For simplicity we are reusing the example from Figure 1 with its feature types. Now there is a vertex in between the sample and the resolved hostnames, serving as a grouping mechanism. Feature B is still linked to sample 1. And in contrast to Figure 1 vertex C is now represented as a property of the sample vertex itself. When you now try to re-exercise our informal description of finding equal samples, you will see that it is not so easy anymore for two reasons. On the one hand, you have to take into account that the length of paths from a sample to the features differ. You can reach feature B from sample 1 with only one hop. The features A and D require two hops. On the other hand, sample 1 stores a feature. This requires you to access and compare it for all samples.
Nevertheless, finding similar samples with this schema is still possible, but it is more difficult. With a consistent schema it is much easier. It is more intuitive. And it has a positive impact on the general usability when you commonly interact with your graph.

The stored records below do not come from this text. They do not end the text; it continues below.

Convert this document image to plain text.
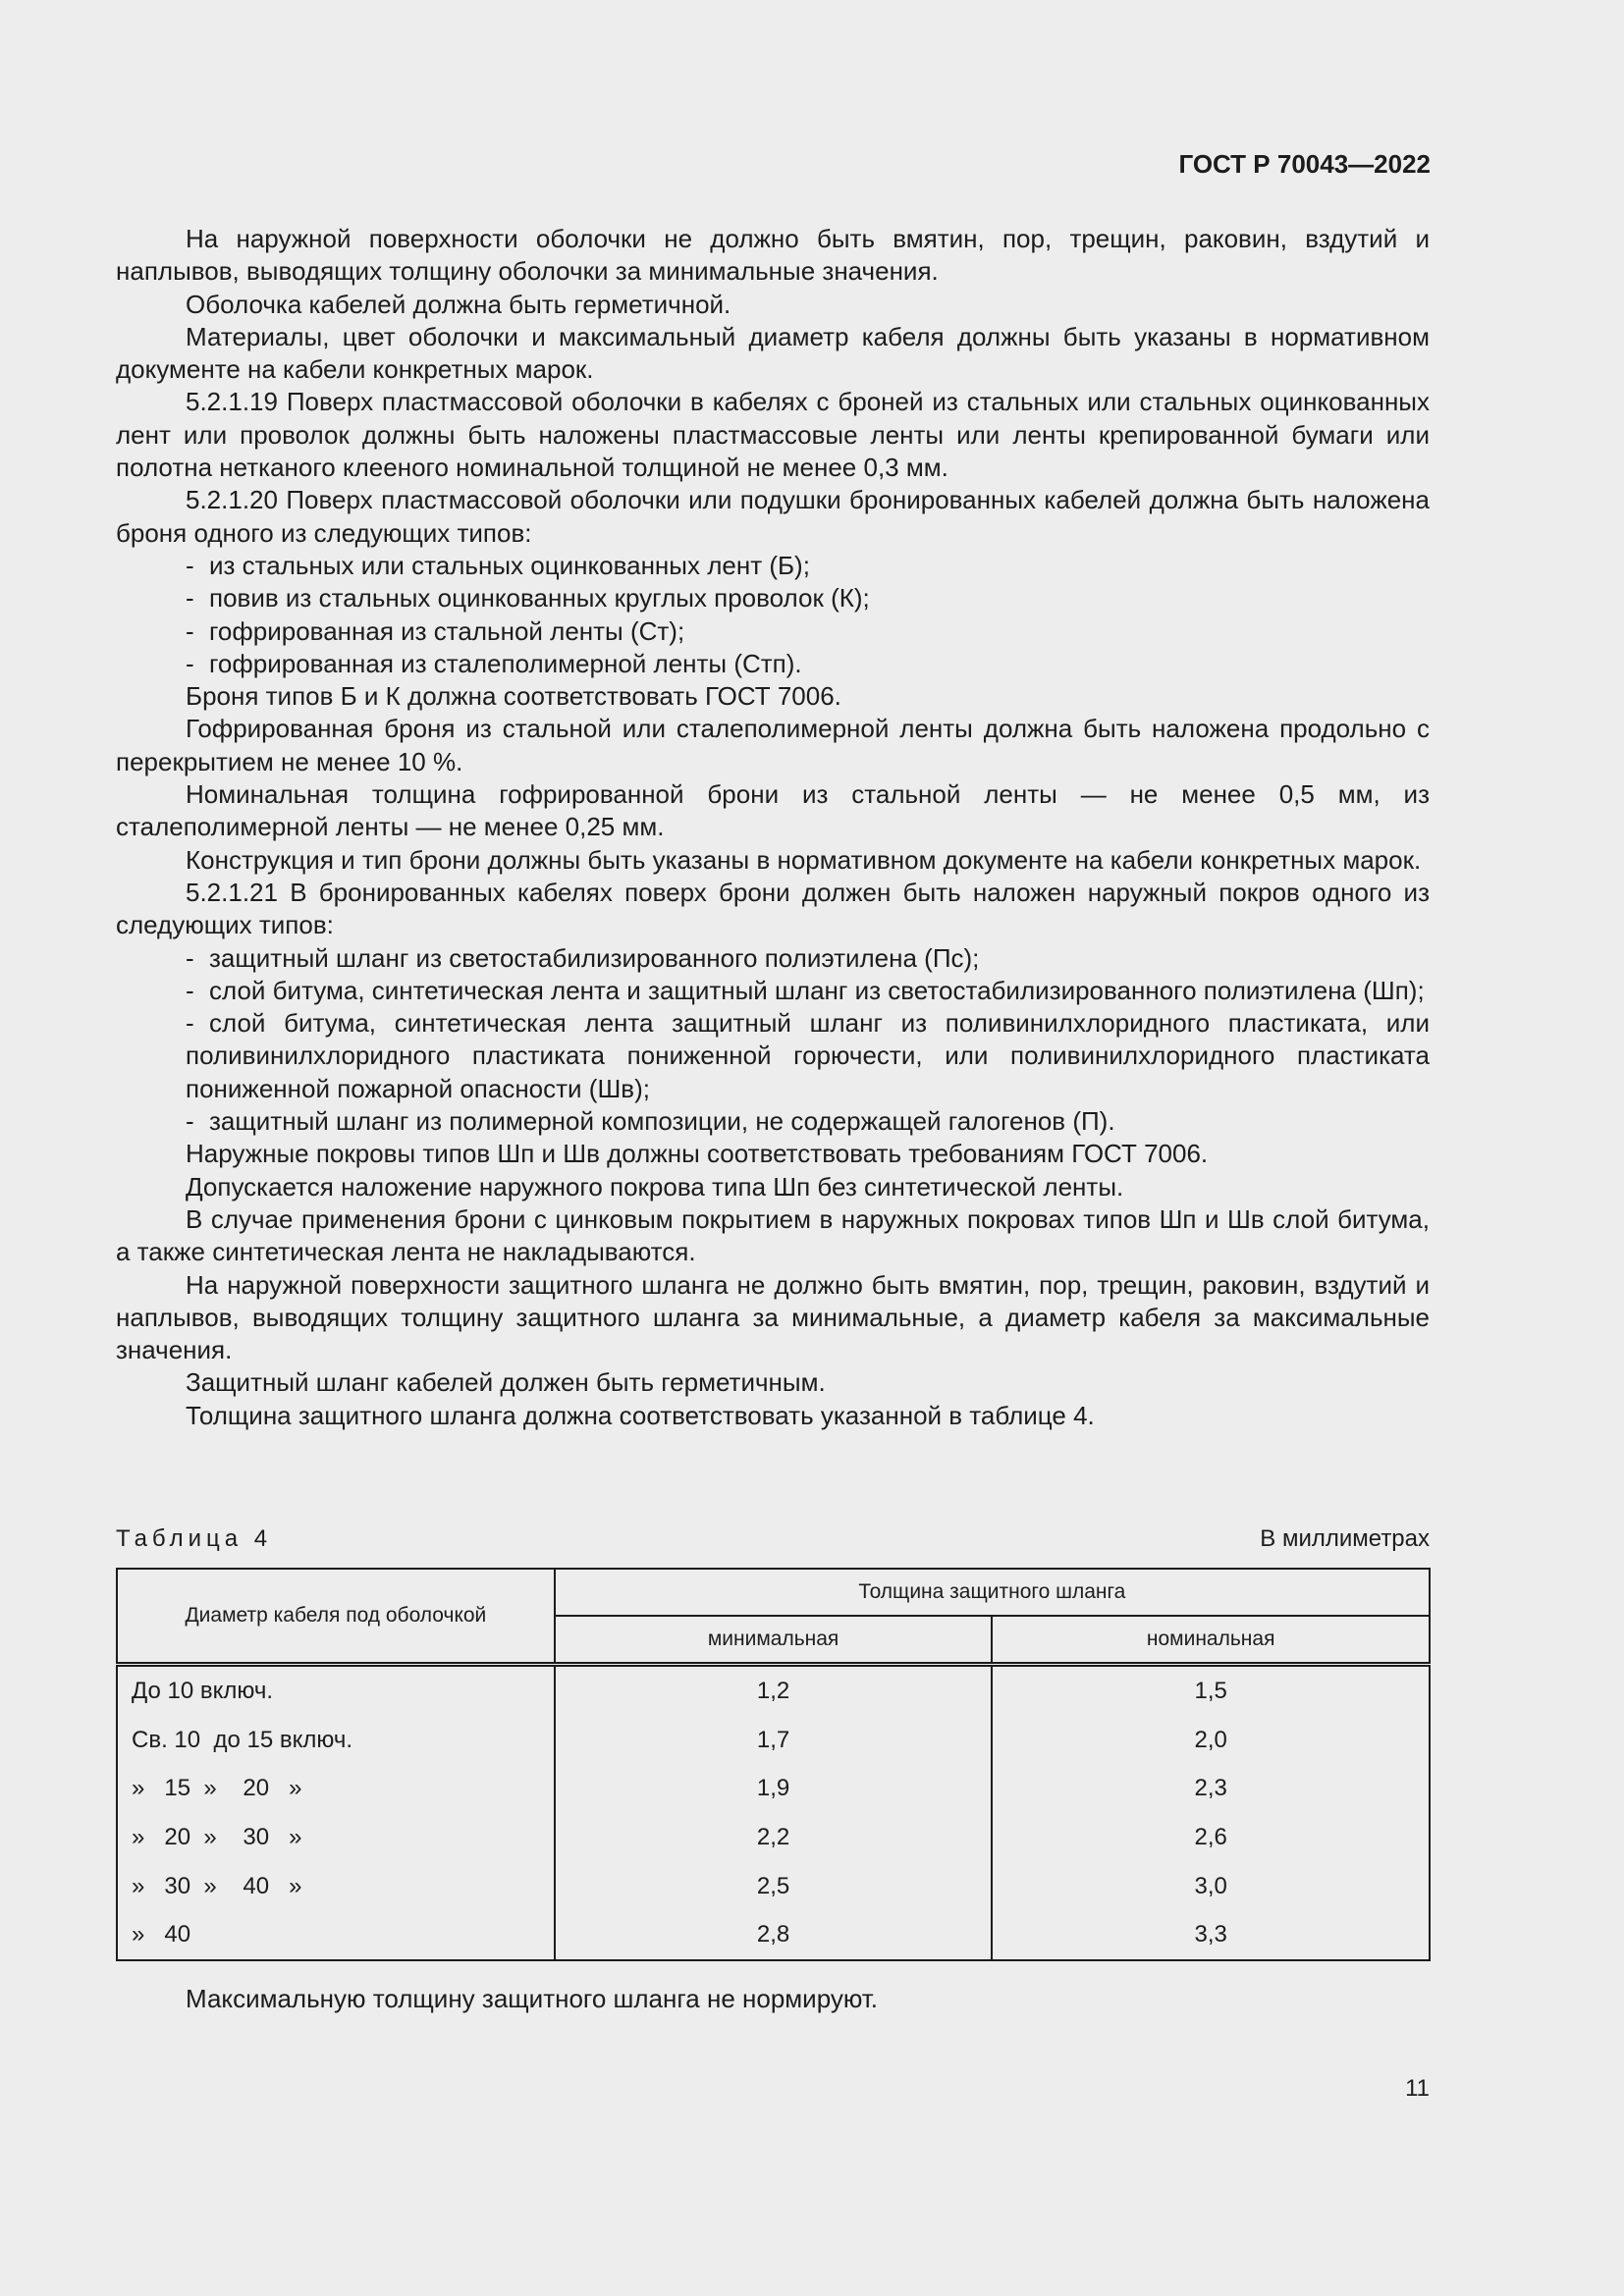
ГОСТ Р 70043—2022

На наружной поверхности оболочки не должно быть вмятин, пор, трещин, раковин, вздутий и наплывов, выводящих толщину оболочки за минимальные значения.

Оболочка кабелей должна быть герметичной.

Материалы, цвет оболочки и максимальный диаметр кабеля должны быть указаны в нормативном документе на кабели конкретных марок.

5.2.1.19 Поверх пластмассовой оболочки в кабелях с броней из стальных или стальных оцинкованных лент или проволок должны быть наложены пластмассовые ленты или ленты крепированной бумаги или полотна нетканого клееного номинальной толщиной не менее 0,3 мм.

5.2.1.20 Поверх пластмассовой оболочки или подушки бронированных кабелей должна быть наложена броня одного из следующих типов:

- из стальных или стальных оцинкованных лент (Б);

- повив из стальных оцинкованных круглых проволок (К);

- гофрированная из стальной ленты (Ст);

- гофрированная из сталеполимерной ленты (Стп).

Броня типов Б и К должна соответствовать ГОСТ 7006.

Гофрированная броня из стальной или сталеполимерной ленты должна быть наложена продольно с перекрытием не менее 10 %.

Номинальная толщина гофрированной брони из стальной ленты — не менее 0,5 мм, из сталеполимерной ленты — не менее 0,25 мм.

Конструкция и тип брони должны быть указаны в нормативном документе на кабели конкретных марок.

5.2.1.21 В бронированных кабелях поверх брони должен быть наложен наружный покров одного из следующих типов:

- защитный шланг из светостабилизированного полиэтилена (Пс);

- слой битума, синтетическая лента и защитный шланг из светостабилизированного полиэтилена (Шп);

- слой битума, синтетическая лента защитный шланг из поливинилхлоридного пластиката, или поливинилхлоридного пластиката пониженной горючести, или поливинилхлоридного пластиката пониженной пожарной опасности (Шв);

- защитный шланг из полимерной композиции, не содержащей галогенов (П).

Наружные покровы типов Шп и Шв должны соответствовать требованиям ГОСТ 7006.

Допускается наложение наружного покрова типа Шп без синтетической ленты.

В случае применения брони с цинковым покрытием в наружных покровах типов Шп и Шв слой битума, а также синтетическая лента не накладываются.

На наружной поверхности защитного шланга не должно быть вмятин, пор, трещин, раковин, вздутий и наплывов, выводящих толщину защитного шланга за минимальные, а диаметр кабеля за максимальные значения.

Защитный шланг кабелей должен быть герметичным.

Толщина защитного шланга должна соответствовать указанной в таблице 4.

Таблица 4	В миллиметрах
Диаметр кабеля под оболочкой	Толщина защитного шланга	
	минимальная	номинальная
До 10 включ.	1,2	1,5
Св. 10  до 15 включ.	1,7	2,0
»   15  »    20   »	1,9	2,3
»   20  »    30   »	2,2	2,6
»   30  »    40   »	2,5	3,0
»   40	2,8	3,3
Максимальную толщину защитного шланга не нормируют.
11
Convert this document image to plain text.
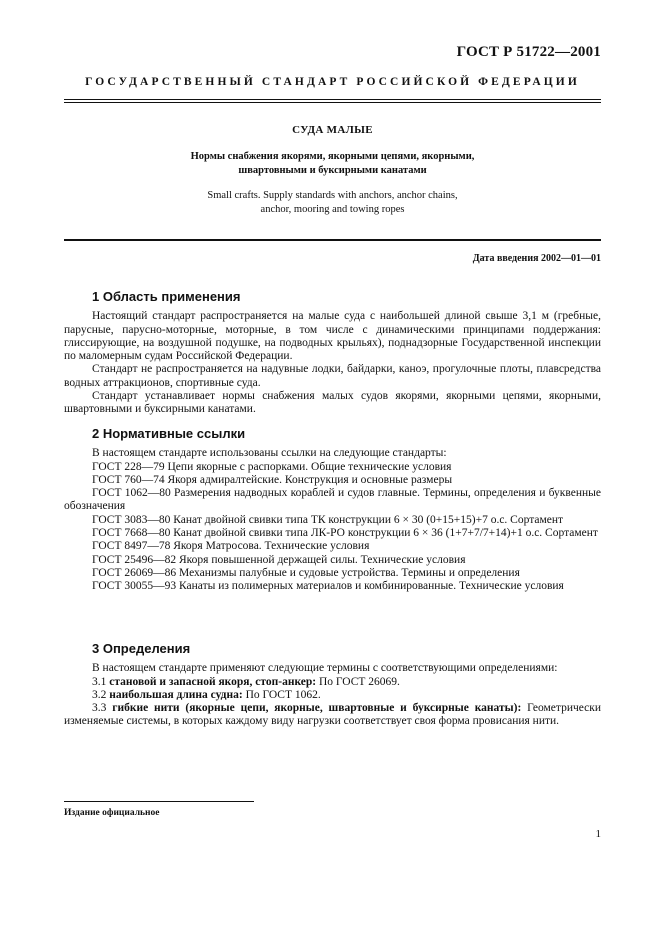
ГОСТ Р 51722—2001
ГОСУДАРСТВЕННЫЙ СТАНДАРТ РОССИЙСКОЙ ФЕДЕРАЦИИ
СУДА МАЛЫЕ
Нормы снабжения якорями, якорными цепями, якорными,
швартовными и буксирными канатами
Small crafts. Supply standards with anchors, anchor chains,
anchor, mooring and towing ropes
Дата введения 2002—01—01
1 Область применения

Настоящий стандарт распространяется на малые суда с наибольшей длиной свыше 3,1 м (гребные, парусные, парусно-моторные, моторные, в том числе с динамическими принципами поддержания: глиссирующие, на воздушной подушке, на подводных крыльях), поднадзорные Государственной инспекции по маломерным судам Российской Федерации.

Стандарт не распространяется на надувные лодки, байдарки, каноэ, прогулочные плоты, плавсредства водных аттракционов, спортивные суда.

Стандарт устанавливает нормы снабжения малых судов якорями, якорными цепями, якорными, швартовными и буксирными канатами.

2 Нормативные ссылки

В настоящем стандарте использованы ссылки на следующие стандарты:

ГОСТ 228—79 Цепи якорные с распорками. Общие технические условия

ГОСТ 760—74 Якоря адмиралтейские. Конструкция и основные размеры

ГОСТ 1062—80 Размерения надводных кораблей и судов главные. Термины, определения и буквенные обозначения

ГОСТ 3083—80 Канат двойной свивки типа ТК конструкции 6 × 30 (0+15+15)+7 о.с. Сортамент

ГОСТ 7668—80 Канат двойной свивки типа ЛК-РО конструкции 6 × 36 (1+7+7/7+14)+1 о.с. Сортамент

ГОСТ 8497—78 Якоря Матросова. Технические условия

ГОСТ 25496—82 Якоря повышенной держащей силы. Технические условия

ГОСТ 26069—86 Механизмы палубные и судовые устройства. Термины и определения

ГОСТ 30055—93 Канаты из полимерных материалов и комбинированные. Технические условия

3 Определения

В настоящем стандарте применяют следующие термины с соответствующими определениями:

3.1 становой и запасной якоря, стоп-анкер: По ГОСТ 26069.

3.2 наибольшая длина судна: По ГОСТ 1062.

3.3 гибкие нити (якорные цепи, якорные, швартовные и буксирные канаты): Геометрически изменяемые системы, в которых каждому виду нагрузки соответствует своя форма провисания нити.

Издание официальное
1
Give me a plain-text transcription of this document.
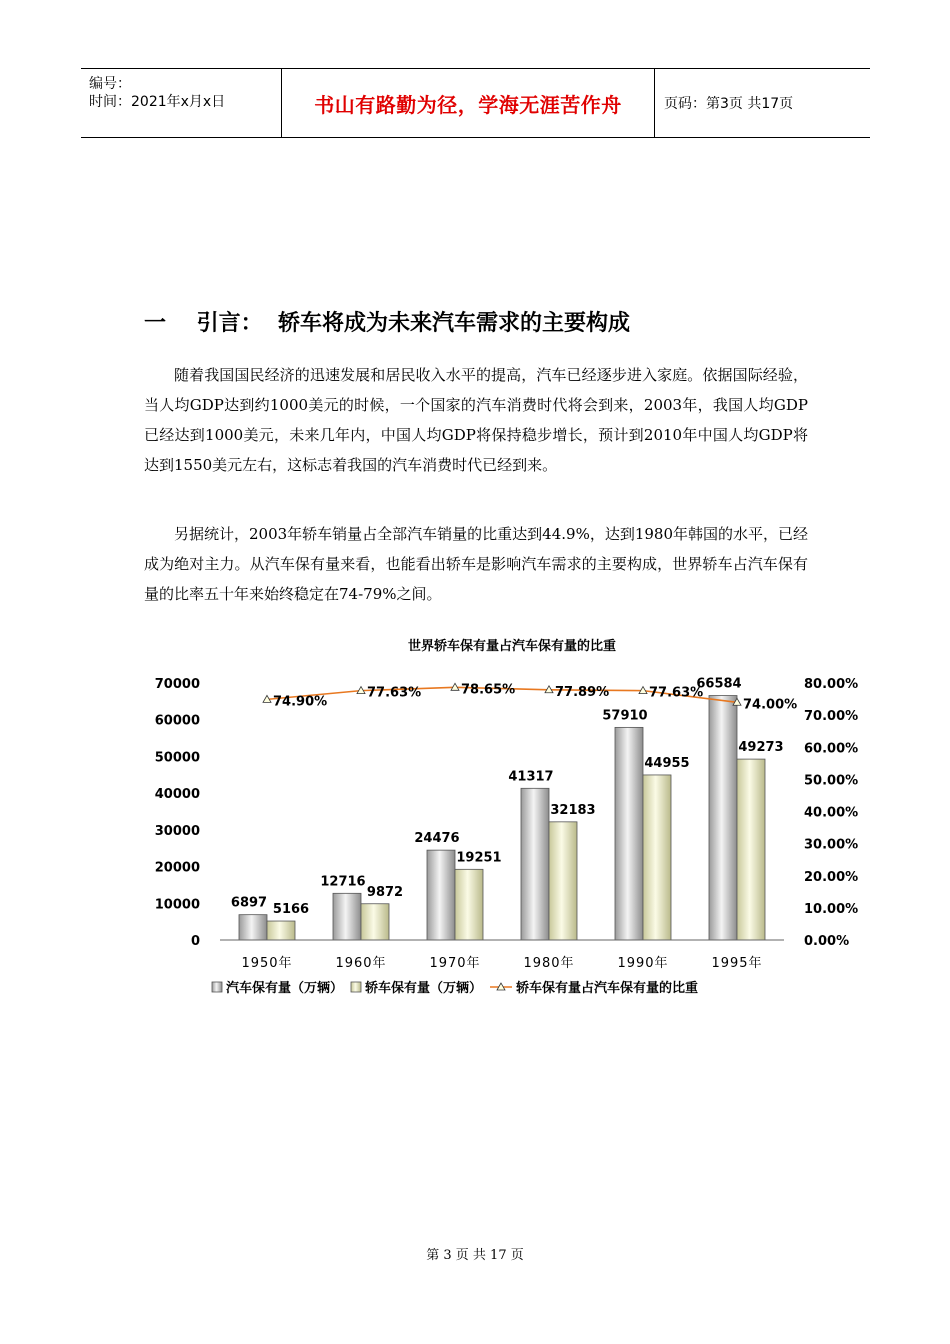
编号：
时间：2021年x月x日	书山有路勤为径，学海无涯苦作舟	页码：第3页 共17页
一    引言：  轿车将成为未来汽车需求的主要构成

随着我国国民经济的迅速发展和居民收入水平的提高，汽车已经逐步进入家庭。依据国际经验，当人均GDP达到约1000美元的时候，一个国家的汽车消费时代将会到来，2003年，我国人均GDP已经达到1000美元，未来几年内，中国人均GDP将保持稳步增长，预计到2010年中国人均GDP将达到1550美元左右，这标志着我国的汽车消费时代已经到来。

另据统计，2003年轿车销量占全部汽车销量的比重达到44.9%，达到1980年韩国的水平，已经成为绝对主力。从汽车保有量来看，也能看出轿车是影响汽车需求的主要构成，世界轿车占汽车保有量的比率五十年来始终稳定在74-79%之间。

世界轿车保有量占汽车保有量的比重
0
10000
20000
30000
40000
50000
60000
70000
0.00%
10.00%
20.00%
30.00%
40.00%
50.00%
60.00%
70.00%
80.00%
6897 5166
1950年
12716
9872
1960年
24476
19251
1970年
41317
32183
1980年
57910
44955
1990年
66584
49273
1995年
74.90%
77.63%	78.65%	77.89%	77.63%
74.00%
汽车保有量（万辆） 轿车保有量（万辆）	轿车保有量占汽车保有量的比重
第 3 页 共 17 页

When you decide to employ feature groups we suggest to repurpose them as an indicator of equality. The basic principle of this approach is depicted in Figure 5. In it, the vertices in the middle do no longer serve the single purpose of grouping the features on the right hand side, but to also aggregate them. We now interpret them as the representation of the feature combination they aggregate. Therefore, we refer to them as aggregators. By ensuring that they are unique and reused, just like any other entity in the graph, we deduce equality more efficiently. There is no longer the need to traverse to the single features. So, if two samples have a common aggregator vertex, they also have the features that the aggregator represents in common. Applying this on the example in Figure 5 means, we can deduce that the samples 7 and 11 resolve the same hostnames with only one hop to RH{A,D}.
The advantages of this approach become more obvious when you drastically increase the amount of features on the right hand side. The complexity to check if equality is present is still reduced to checking if they have an aggregator in common. Therefore, the technical realization of this equality check is easier too. It is intuitive and user friendly. But here there is the pitfall of ensuring that the aggregators do meet the described requirements. This comes with some effort. So, it boils down to trading of that effort to have more efficiency and better usability when getting data out of your graph.
In this blog post we showed how we utilize our graph database. In it, samples with common features reside in the same neighborhood within the graph. They are connected with each other through their common features. We exploit this relationship, by finding either equal or even identical samples, for any given start sample. Implicitly this improves our detection capabilities.
And from a philosophical point of view, we posed the question if true love is merely a collection of common vertices in a graph.